Nos primeiros Jogos, Atenas 1896, não participaram mulheres. Até Helsinki 1952, sua presença não chegou a 10%. Alcançaram 20% em Montreal 1976, 30% em Atlanta 1996, 40% em Atenas 2004. Só em Paris 2024 conseguirão a paridade de 50-50. E o COI obriga todos os países a apresentar pelo menos um homem e uma mulher em sua equipe.
Se em 1979 foi reconhecido pela primeira vez em uma convenção internacional (a de eliminação de todo tipo de discriminação contra a mulher) o direito da mulher de participar do esporte de competição, o COI, composto majoritariamente por homens (só em 1981 foram cooptadas as primeiras duas mulheres, a venezuelana Flor Isava e a finlandesa Pirjo Haeggman), demorou mais 40 anos para proclamar: “O esporte é uma das plataformas mais poderosas para promover a igualdade de gênero e empoderar mulheres e meninas”.
Essa declaração ecoa as palavras pronunciadas 90 anos antes por Lilí Álvarez, tenista espanhola dos anos 1920, que abrem o estudo do professor Jorge García El Origen del Deporte Femenino en España (“a origem do esporte feminino na Espanha”): “O esporte nada mais é do que a expressão moderna da feminilidade. Uma feminilidade nova, mais ampla, mais vasta em sua visão, mais consciente de si mesma”.
Lilí Álvarez, juntamente com outras três tenistas (Rosa Torres, Isabel Fondorona e María Luisa Marnet), foi a primeira espanhola a participar de uma edição dos Jogos, em Paris 1924, época da primeira modernidade urbana na Espanha. No entanto, nem durante a Segunda República Espanhola (1931-1939), apesar de seu incentivo ao esporte feminino, nem, logicamente, durante o primeiro franquismo (1939-1959), que considerava a mulher uma mera dona de casa, reprodutora, cozinheira e costureira, houve participação de espanholas nos Jogos. Elas voltaram em Roma 1960: as pioneiras foram seis ginastas, duas nadadoras e três esgrimistas, que representavam 7,5% da equipe da Espanha. O número caiu para duas espanholas na Cidade do México 1968 e só disparou na democracia, até alcançar seu máximo no Rio 2016, com 46,6%: 144 mulheres em uma equipe de 309 atletas.

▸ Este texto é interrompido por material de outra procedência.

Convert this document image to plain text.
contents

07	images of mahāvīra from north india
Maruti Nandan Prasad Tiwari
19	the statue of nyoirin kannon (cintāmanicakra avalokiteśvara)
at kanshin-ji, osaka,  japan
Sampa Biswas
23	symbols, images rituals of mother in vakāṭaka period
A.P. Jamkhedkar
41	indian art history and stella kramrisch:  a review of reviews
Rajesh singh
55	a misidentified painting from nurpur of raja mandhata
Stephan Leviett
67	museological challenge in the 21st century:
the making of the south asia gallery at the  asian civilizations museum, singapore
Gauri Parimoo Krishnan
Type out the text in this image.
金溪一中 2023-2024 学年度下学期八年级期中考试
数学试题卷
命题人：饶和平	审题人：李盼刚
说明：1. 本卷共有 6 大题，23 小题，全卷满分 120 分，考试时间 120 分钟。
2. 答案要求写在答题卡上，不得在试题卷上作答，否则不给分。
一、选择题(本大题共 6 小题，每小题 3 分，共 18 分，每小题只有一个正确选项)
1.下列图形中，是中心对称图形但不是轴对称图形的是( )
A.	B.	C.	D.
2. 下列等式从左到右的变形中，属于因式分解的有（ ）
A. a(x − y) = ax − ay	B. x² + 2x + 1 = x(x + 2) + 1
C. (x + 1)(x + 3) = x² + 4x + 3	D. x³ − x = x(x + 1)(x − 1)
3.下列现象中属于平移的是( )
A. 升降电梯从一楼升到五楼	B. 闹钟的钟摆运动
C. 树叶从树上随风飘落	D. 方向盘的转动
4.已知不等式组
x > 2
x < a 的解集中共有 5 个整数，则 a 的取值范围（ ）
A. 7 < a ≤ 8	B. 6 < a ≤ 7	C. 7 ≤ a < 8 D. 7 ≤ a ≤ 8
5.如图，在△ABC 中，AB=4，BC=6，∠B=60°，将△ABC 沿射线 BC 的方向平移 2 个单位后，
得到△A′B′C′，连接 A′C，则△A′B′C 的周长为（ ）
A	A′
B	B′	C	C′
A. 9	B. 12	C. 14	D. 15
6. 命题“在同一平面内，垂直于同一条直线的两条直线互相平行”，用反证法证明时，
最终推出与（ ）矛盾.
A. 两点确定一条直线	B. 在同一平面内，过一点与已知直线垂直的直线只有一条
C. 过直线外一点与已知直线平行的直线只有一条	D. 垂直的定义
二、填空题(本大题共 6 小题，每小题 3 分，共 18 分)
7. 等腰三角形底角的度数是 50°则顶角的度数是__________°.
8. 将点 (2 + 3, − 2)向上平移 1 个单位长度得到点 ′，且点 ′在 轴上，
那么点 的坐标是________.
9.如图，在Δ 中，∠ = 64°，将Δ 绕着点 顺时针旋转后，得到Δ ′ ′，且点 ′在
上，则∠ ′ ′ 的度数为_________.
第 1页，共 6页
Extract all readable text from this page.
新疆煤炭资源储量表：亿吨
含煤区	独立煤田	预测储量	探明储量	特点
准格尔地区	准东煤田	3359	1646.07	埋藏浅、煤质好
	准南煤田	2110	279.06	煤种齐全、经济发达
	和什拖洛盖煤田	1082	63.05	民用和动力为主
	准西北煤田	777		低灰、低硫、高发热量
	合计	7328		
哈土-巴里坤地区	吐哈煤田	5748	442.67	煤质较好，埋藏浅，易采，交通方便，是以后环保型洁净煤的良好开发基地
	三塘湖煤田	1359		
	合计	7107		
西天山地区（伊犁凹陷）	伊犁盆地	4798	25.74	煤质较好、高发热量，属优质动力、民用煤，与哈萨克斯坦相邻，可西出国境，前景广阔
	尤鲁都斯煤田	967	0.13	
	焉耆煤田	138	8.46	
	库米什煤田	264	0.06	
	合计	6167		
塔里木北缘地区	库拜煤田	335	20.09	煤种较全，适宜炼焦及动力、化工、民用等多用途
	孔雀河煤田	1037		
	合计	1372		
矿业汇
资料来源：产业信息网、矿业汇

No caso brasileiro, as mulheres têm um protagonismo inédito nos Jogos Olímpicos de Tóquio. Elas são o carro-chefe nas expectativas para a conquista de medalhas para o Brasil e representam 46,5% da delegação, com 140 atletas mulheres ante 162 homens. A skatista Rayssa Leal, de apenas 13 anos, foi a primeira representante feminina a ganhar uma medalha para o Brasil na Olimpíada deste ano, garantindo o segundo lugar em sua categoria —além de ser a mais jovem medalhista olímpica do país. A dupla Martine Grael e Kahena Kunze, da vela, e a atleta Silvana Lima, do surfe, são outras promessas de pódios para o Brasil.
Nos esportes coletivos será a vez da seleção feminina de vôlei, que volta à quadra para enfrentar a República Dominicana e a de handebol, que encara o time da Hungria. No futebol, a equipe feminina enfrenta a Zâmbia na terceira partida em Tóquio. Em decorrência do tufão Nepartak, suas provas foram antecipadas para esta segunda-feira.